The next two instructions after the jump read the value of R1 (0x250) and store it into DX register. Now for the interesting instruction:
mov [esi+eax*2+1000h], dx
If you remember, ESI points to where the code and data are stored. In addition, ESI+1000h is 4 KB away from that location. As a result, we can assume that ESI+1000h is pointing to a different "section" of the VM's allocated "address space".
If we want to represent the code executed above as a pseudo-code it would look like this:
WORD section[256];
[...]
section[ --reg ] = R1;
This seems like a stack where the stack pointer is decremented first then the value is stored. We can safely assume that the opcode 0xAF represents a PUSH instruction. Thus, the instruction that the VM just executed can be written is: PUSH R1.
Now we know that the register at [EBX+0Ch] is the VM's stack pointer and the section is nothing but a stack of size 256*sizeof(uint16_t). In addition, if you try to compare the virtual machine's stack pointer with an x86 architecture machine's stack pointer you'll see that the VM's stack pointer is actually an index to an array whereas the x86 machine's stack pointer is an address.
The third instruction:
The next opcode is 0xC2, let's see what it does :
This opcodes seems to access the stack and read its top WORD, but before doing so, it checks whether the stack is empty. If it is indeed empty, it gets out of the VM loop (exception). Since a value has been already pushed, we know that the stack isn't empty! After the WORD has been read in DX, the stack pointer is incremented. We know that the value of DX is 0x250 and it's part of the section containing code and data. Therefore, the "address" (offset) doesn't have to exceed 0x1000 or the VM would be reading/writing into the stack space. The next thing that is done is the use of ESI+DX as a string pointer, the string is subsequently printed using printf. In our example, the string stored at offset 0x250 in the vm_file is: "Password :" and that's what printf will show on the screen.
We can conclude that 0xC2 opcode expects a string offset pushed onto the stack, pops it then prints it.

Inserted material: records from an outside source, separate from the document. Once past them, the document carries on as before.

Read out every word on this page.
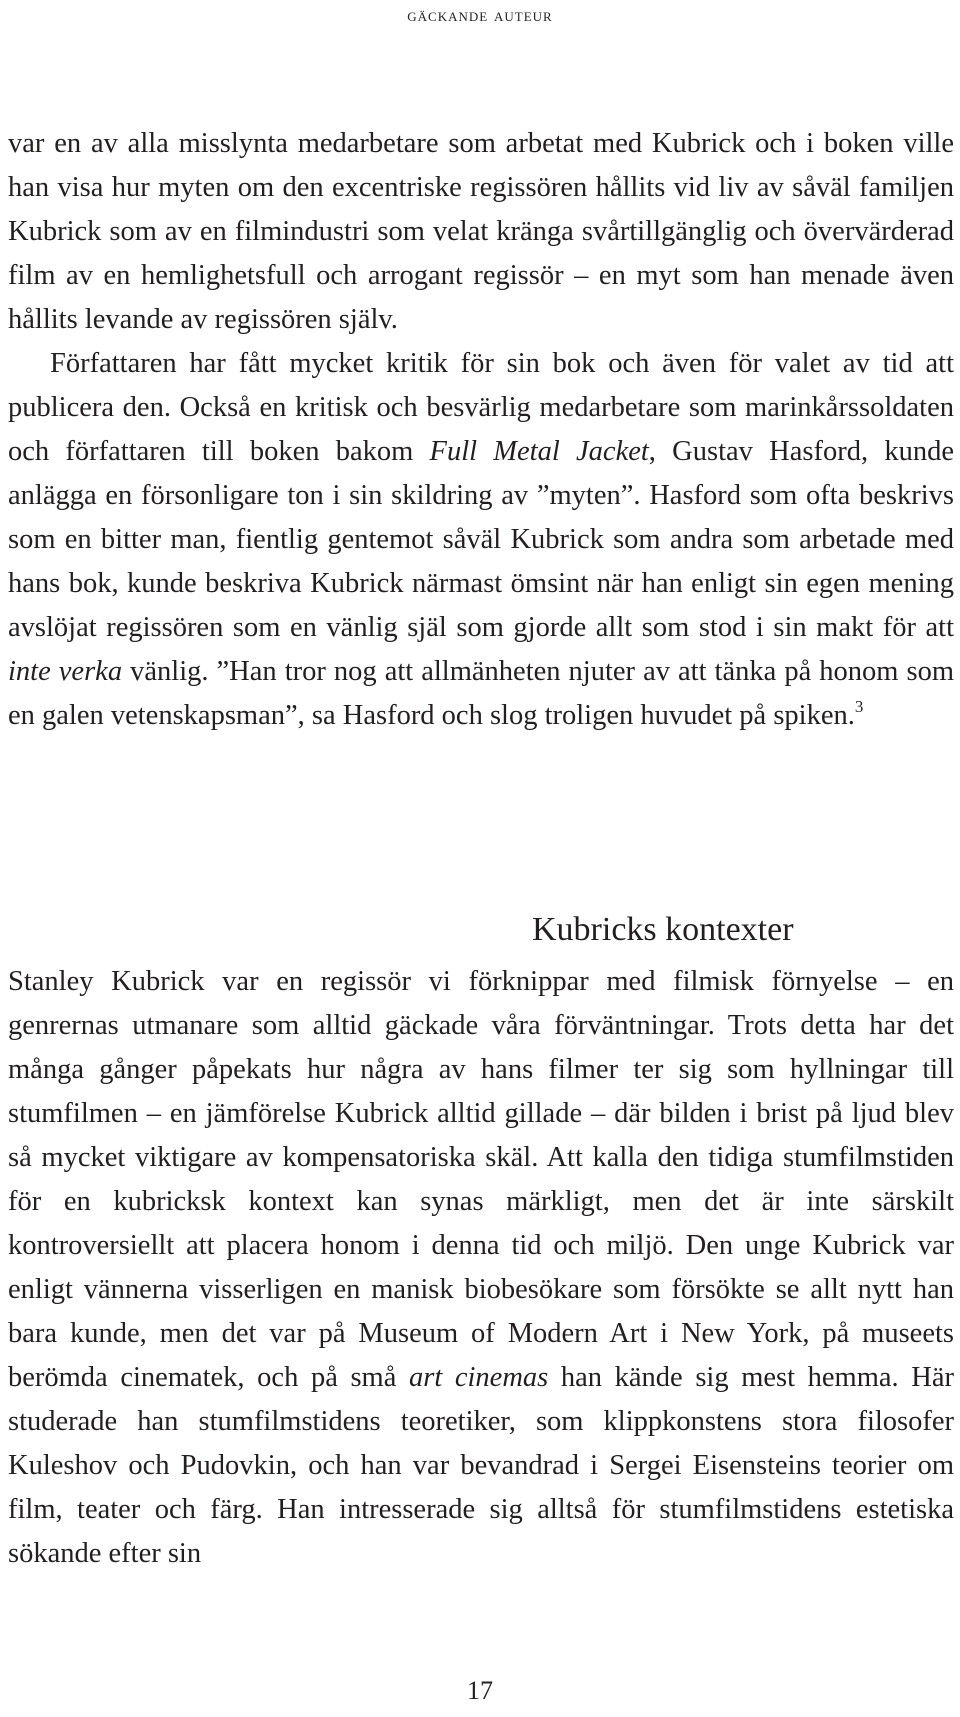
gäckande auteur

var en av alla misslynta medarbetare som arbetat med Kubrick och i boken ville han visa hur myten om den excentriske regissören hållits vid liv av såväl familjen Kubrick som av en filmindustri som velat kränga svårtillgänglig och övervärderad film av en hemlighetsfull och arrogant regissör – en myt som han menade även hållits levande av regissören själv.

Författaren har fått mycket kritik för sin bok och även för valet av tid att publicera den. Också en kritisk och besvärlig medarbetare som marinkårssoldaten och författaren till boken bakom Full Metal Jacket, Gustav Hasford, kunde anlägga en försonligare ton i sin skildring av ”myten”. Hasford som ofta beskrivs som en bitter man, fientlig gentemot såväl Kubrick som andra som arbetade med hans bok, kunde beskriva Kubrick närmast ömsint när han enligt sin egen mening avslöjat regissören som en vänlig själ som gjorde allt som stod i sin makt för att inte verka vänlig. ”Han tror nog att allmänheten njuter av att tänka på honom som en galen vetenskapsman”, sa Hasford och slog troligen huvudet på spiken.$^3$

Kubricks kontexter

Stanley Kubrick var en regissör vi förknippar med filmisk förnyelse – en genrernas utmanare som alltid gäckade våra förväntningar. Trots detta har det många gånger påpekats hur några av hans filmer ter sig som hyllningar till stumfilmen – en jämförelse Kubrick alltid gillade – där bilden i brist på ljud blev så mycket viktigare av kompensatoriska skäl. Att kalla den tidiga stumfilmstiden för en kubricksk kontext kan synas märkligt, men det är inte särskilt kontroversiellt att placera honom i denna tid och miljö. Den unge Kubrick var enligt vännerna visserligen en manisk biobesökare som försökte se allt nytt han bara kunde, men det var på Museum of Modern Art i New York, på museets berömda cinematek, och på små art cinemas han kände sig mest hemma. Här studerade han stumfilmstidens teoretiker, som klippkonstens stora filosofer Kuleshov och Pudovkin, och han var bevandrad i Sergei Eisensteins teorier om film, teater och färg. Han intresserade sig alltså för stumfilmstidens estetiska sökande efter sin

17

As you can see, after all this work we've only reached the instruction where the "Password :" is printed and it's no doubt that you've noticed how long it can take to reverse engineer one single instruction. Unfortunately, we won't be able to speak about the program instruction by instruction. However, by now you should be able to reverse engineer a virtual machine protection or even create one of your own.
Finding a working password:
Here is a quick walkthrough on how to get the right password.

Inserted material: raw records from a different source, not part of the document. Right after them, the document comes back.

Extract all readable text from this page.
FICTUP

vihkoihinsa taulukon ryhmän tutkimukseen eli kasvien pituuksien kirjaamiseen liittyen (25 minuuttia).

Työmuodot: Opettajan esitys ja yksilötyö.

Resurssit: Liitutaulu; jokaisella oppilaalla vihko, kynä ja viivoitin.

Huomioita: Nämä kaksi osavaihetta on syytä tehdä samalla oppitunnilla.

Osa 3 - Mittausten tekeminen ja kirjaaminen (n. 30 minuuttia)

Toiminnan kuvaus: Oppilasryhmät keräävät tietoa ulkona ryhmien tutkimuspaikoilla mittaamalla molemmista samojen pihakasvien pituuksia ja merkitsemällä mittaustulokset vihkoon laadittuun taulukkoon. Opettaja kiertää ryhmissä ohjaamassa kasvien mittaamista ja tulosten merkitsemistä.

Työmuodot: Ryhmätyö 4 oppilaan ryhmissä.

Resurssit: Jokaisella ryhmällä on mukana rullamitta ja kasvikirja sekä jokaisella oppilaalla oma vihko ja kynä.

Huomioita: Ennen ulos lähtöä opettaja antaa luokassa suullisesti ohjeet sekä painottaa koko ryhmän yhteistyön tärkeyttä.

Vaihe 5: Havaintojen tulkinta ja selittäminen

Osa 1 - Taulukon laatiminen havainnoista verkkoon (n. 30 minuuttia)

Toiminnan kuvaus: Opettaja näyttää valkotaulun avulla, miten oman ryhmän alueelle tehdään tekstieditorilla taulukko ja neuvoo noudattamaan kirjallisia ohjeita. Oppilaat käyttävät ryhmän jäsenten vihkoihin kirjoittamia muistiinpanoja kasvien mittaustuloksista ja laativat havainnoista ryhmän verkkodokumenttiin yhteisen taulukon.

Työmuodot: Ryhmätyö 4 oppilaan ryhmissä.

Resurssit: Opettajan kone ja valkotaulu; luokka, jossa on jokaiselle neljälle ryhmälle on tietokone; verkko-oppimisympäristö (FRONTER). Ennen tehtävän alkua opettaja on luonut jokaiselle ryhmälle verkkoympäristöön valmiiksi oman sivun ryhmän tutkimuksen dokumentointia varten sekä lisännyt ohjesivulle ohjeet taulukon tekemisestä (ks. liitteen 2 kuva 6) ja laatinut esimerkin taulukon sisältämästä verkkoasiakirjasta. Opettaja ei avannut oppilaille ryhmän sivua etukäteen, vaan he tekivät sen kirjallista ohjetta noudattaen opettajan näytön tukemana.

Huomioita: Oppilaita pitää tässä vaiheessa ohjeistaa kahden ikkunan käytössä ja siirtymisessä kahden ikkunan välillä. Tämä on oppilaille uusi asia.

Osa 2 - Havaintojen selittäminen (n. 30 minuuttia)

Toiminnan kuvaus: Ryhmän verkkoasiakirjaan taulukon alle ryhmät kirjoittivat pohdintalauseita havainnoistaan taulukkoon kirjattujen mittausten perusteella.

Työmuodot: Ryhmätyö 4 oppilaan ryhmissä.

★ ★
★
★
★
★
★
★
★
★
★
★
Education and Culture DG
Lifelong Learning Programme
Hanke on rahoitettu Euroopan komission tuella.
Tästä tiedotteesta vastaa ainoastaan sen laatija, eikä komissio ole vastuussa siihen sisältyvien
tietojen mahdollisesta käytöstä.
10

Opening vm_file in the hex editor, bytes from offset 0x80 to 0x17F represent an array of 256 random generated bytes. Let's call it Random. Each byte from the password entered by the user is XORed with Random[byte] and then compared to a predefined array of bytes stored at offset 0x240.

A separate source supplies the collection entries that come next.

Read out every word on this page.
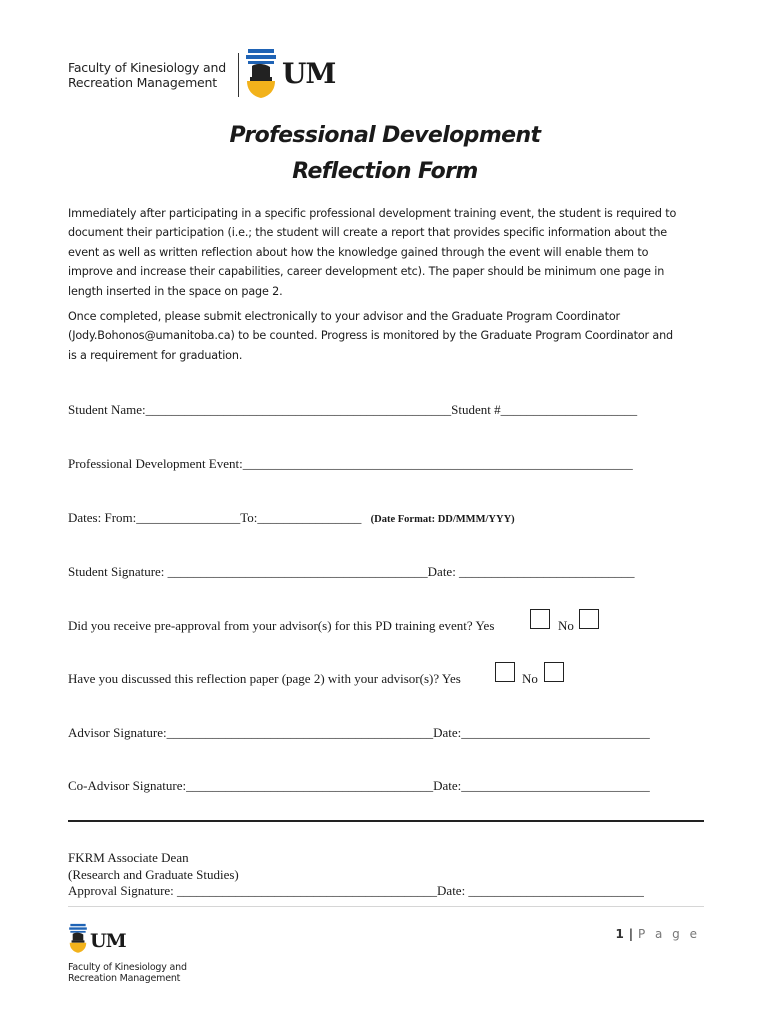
Faculty of Kinesiology and
Recreation Management	UM
Professional Development
Reflection Form
Immediately after participating in a specific professional development training event, the student is required to
document their participation (i.e.; the student will create a report that provides specific information about the
event as well as written reflection about how the knowledge gained through the event will enable them to
improve and increase their capabilities, career development etc). The paper should be minimum one page in
length inserted in the space on page 2.
Once completed, please submit electronically to your advisor and the Graduate Program Coordinator
(Jody.Bohonos@umanitoba.ca) to be counted. Progress is monitored by the Graduate Program Coordinator and
is a requirement for graduation.
Student Name:_______________________________________________Student #_____________________
Professional Development Event:____________________________________________________________
Dates: From:________________To:________________ (Date Format: DD/MMM/YYY)
Student Signature: ________________________________________Date: ___________________________
Did you receive pre-approval from your advisor(s) for this PD training event? Yes	No
Have you discussed this reflection paper (page 2) with your advisor(s)? Yes	No
Advisor Signature:_________________________________________Date:_____________________________
Co-Advisor Signature:______________________________________Date:_____________________________
FKRM Associate Dean
(Research and Graduate Studies)
Approval Signature: ________________________________________Date: ___________________________
1 | P a g e
UM
Faculty of Kinesiology and
Recreation Management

I coded a solution script in C that you can find in the references below. The script searches and prints the valid password for the program:
Conclusion:
The task of reverse engineering a virtual machine's code isn't a short task especially if the obfuscation is based on a custom instruction set. The example VM we worked on implements more functionalities like comparison (uses allocated flag bits: ZF and CF), conditional and unconditional jumps, memory access ...etc. Therefore, I leave it to you to discover them on your own. In order to do that you can simply access the source code of the VM (link in references below), search for the instruction hex code and you'll find the instruction mnemonic with an example in a comment just above the case statement.